Shaping the social networks of neurons
Identification of a protein complex that attracts or repels nerve cells during development
The three proteins Teneurin, Latrophilin and FLRT hold together and bring neighboring neurons into close contact, enabling the formation of synapses and the exchange of information between the cells. In the early phase of brain development, however, the interaction of the same proteins leads to the repulsion of migrating nerve cells, as researchers from the Max Planck Institute of Neurobiology and the University of Oxford have now shown. The detailed insight into the molecular guidance mechanisms of brain cells was possible due to the structural analyses of the protein complex.
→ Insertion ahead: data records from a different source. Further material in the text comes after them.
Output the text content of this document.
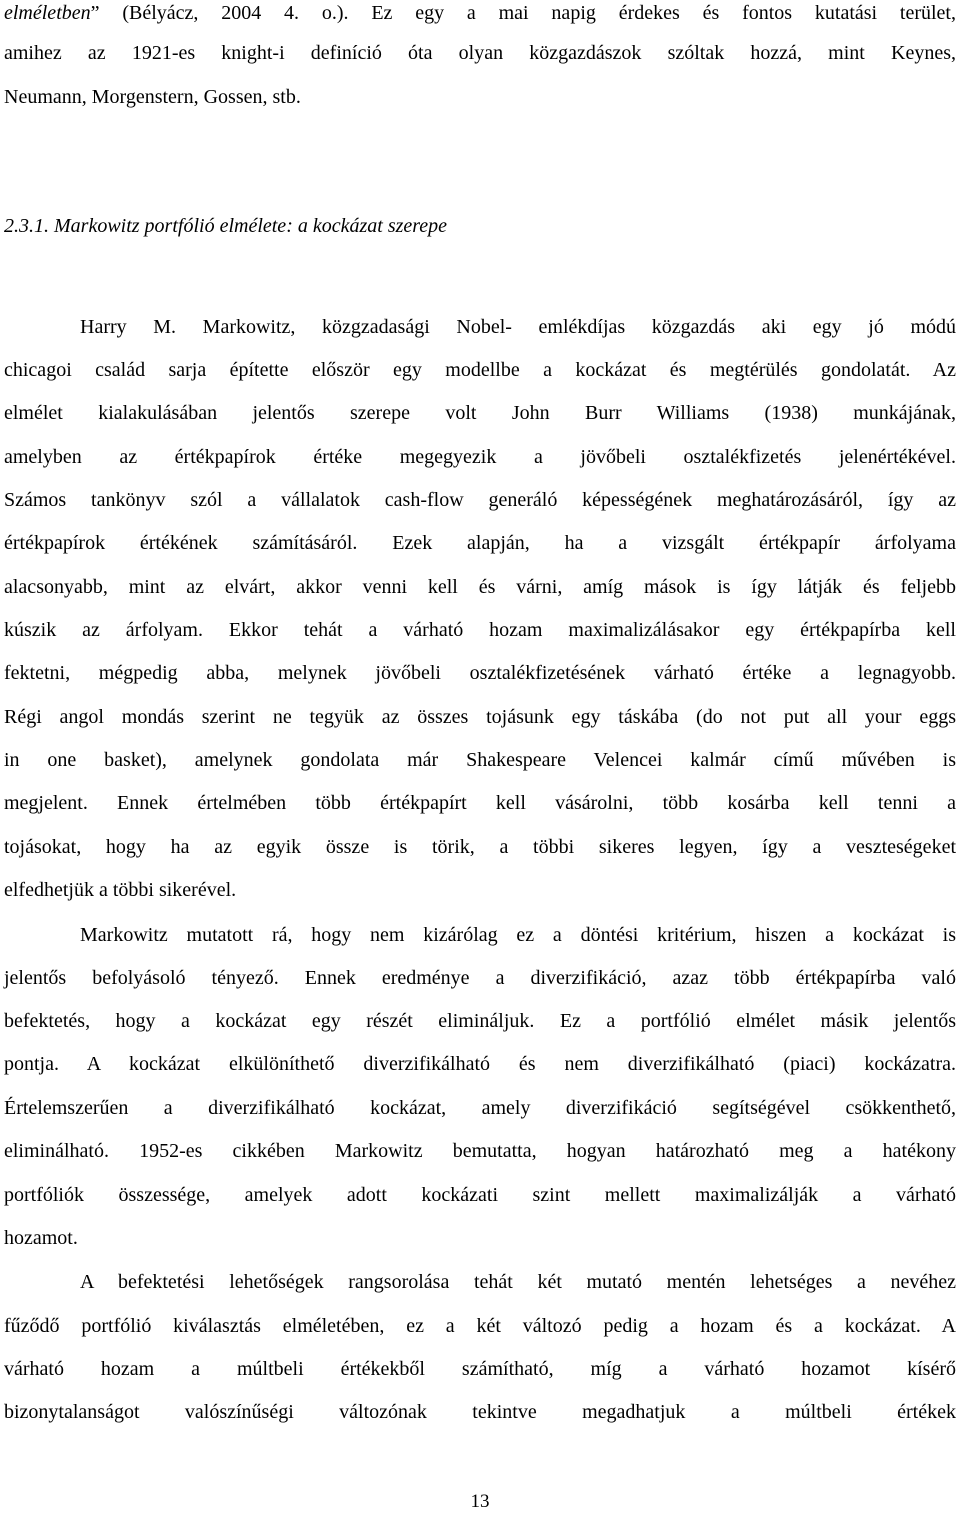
elméletben” (Bélyácz, 2004 4. o.). Ez egy a mai napig érdekes és fontos kutatási terület,
amihez az 1921-es knight-i definíció óta olyan közgazdászok szóltak hozzá, mint Keynes,
Neumann, Morgenstern, Gossen, stb.
2.3.1. Markowitz portfólió elmélete: a kockázat szerepe
Harry M. Markowitz, közgzadasági Nobel- emlékdíjas közgazdás aki egy jó módú
chicagoi család sarja építette először egy modellbe a kockázat és megtérülés gondolatát. Az
elmélet kialakulásában jelentős szerepe volt John Burr Williams (1938) munkájának,
amelyben az értékpapírok értéke megegyezik a jövőbeli osztalékfizetés jelenértékével.
Számos tankönyv szól a vállalatok cash-flow generáló képességének meghatározásáról, így az
értékpapírok értékének számításáról. Ezek alapján, ha a vizsgált értékpapír árfolyama
alacsonyabb, mint az elvárt, akkor venni kell és várni, amíg mások is így látják és feljebb
kúszik az árfolyam. Ekkor tehát a várható hozam maximalizálásakor egy értékpapírba kell
fektetni, mégpedig abba, melynek jövőbeli osztalékfizetésének várható értéke a legnagyobb.
Régi angol mondás szerint ne tegyük az összes tojásunk egy táskába (do not put all your eggs
in one basket), amelynek gondolata már Shakespeare Velencei kalmár című művében is
megjelent. Ennek értelmében több értékpapírt kell vásárolni, több kosárba kell tenni a
tojásokat, hogy ha az egyik össze is törik, a többi sikeres legyen, így a veszteségeket
elfedhetjük a többi sikerével.
Markowitz mutatott rá, hogy nem kizárólag ez a döntési kritérium, hiszen a kockázat is
jelentős befolyásoló tényező. Ennek eredménye a diverzifikáció, azaz több értékpapírba való
befektetés, hogy a kockázat egy részét elimináljuk. Ez a portfólió elmélet másik jelentős
pontja. A kockázat elkülöníthető diverzifikálható és nem diverzifikálható (piaci) kockázatra.
Értelemszerűen a diverzifikálható kockázat, amely diverzifikáció segítségével csökkenthető,
eliminálható. 1952-es cikkében Markowitz bemutatta, hogyan határozható meg a hatékony
portfóliók összessége, amelyek adott kockázati szint mellett maximalizálják a várható
hozamot.
A befektetési lehetőségek rangsorolása tehát két mutató mentén lehetséges a nevéhez
fűződő portfólió kiválasztás elméletében, ez a két változó pedig a hozam és a kockázat. A
várható hozam a múltbeli értékekből számítható, míg a várható hozamot kísérő
bizonytalanságot valószínűségi változónak tekintve megadhatjuk a múltbeli értékek
13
Well anchored, the proteins Teneurin and FLRT are located on the surface of nerve cells. They are on the lookout for their partner protein, Latrophilin, on other neurons. When the three proteins come into contact, they interconnect and hold the membranes together. They then trigger still largely unknown signaling cascades and thus promote the formation of a synapse at this site. Teneurin and its partner proteins are known to establish these important cell contacts in the brain. Teneurin is also an evolutionary very old protein, with related proteins found in diverse organisms ranging from bacteria to worms, fruit flies and vertebrates. However, the role of these proteins during brain development, when neurons are not yet forming synapses, remained unknown.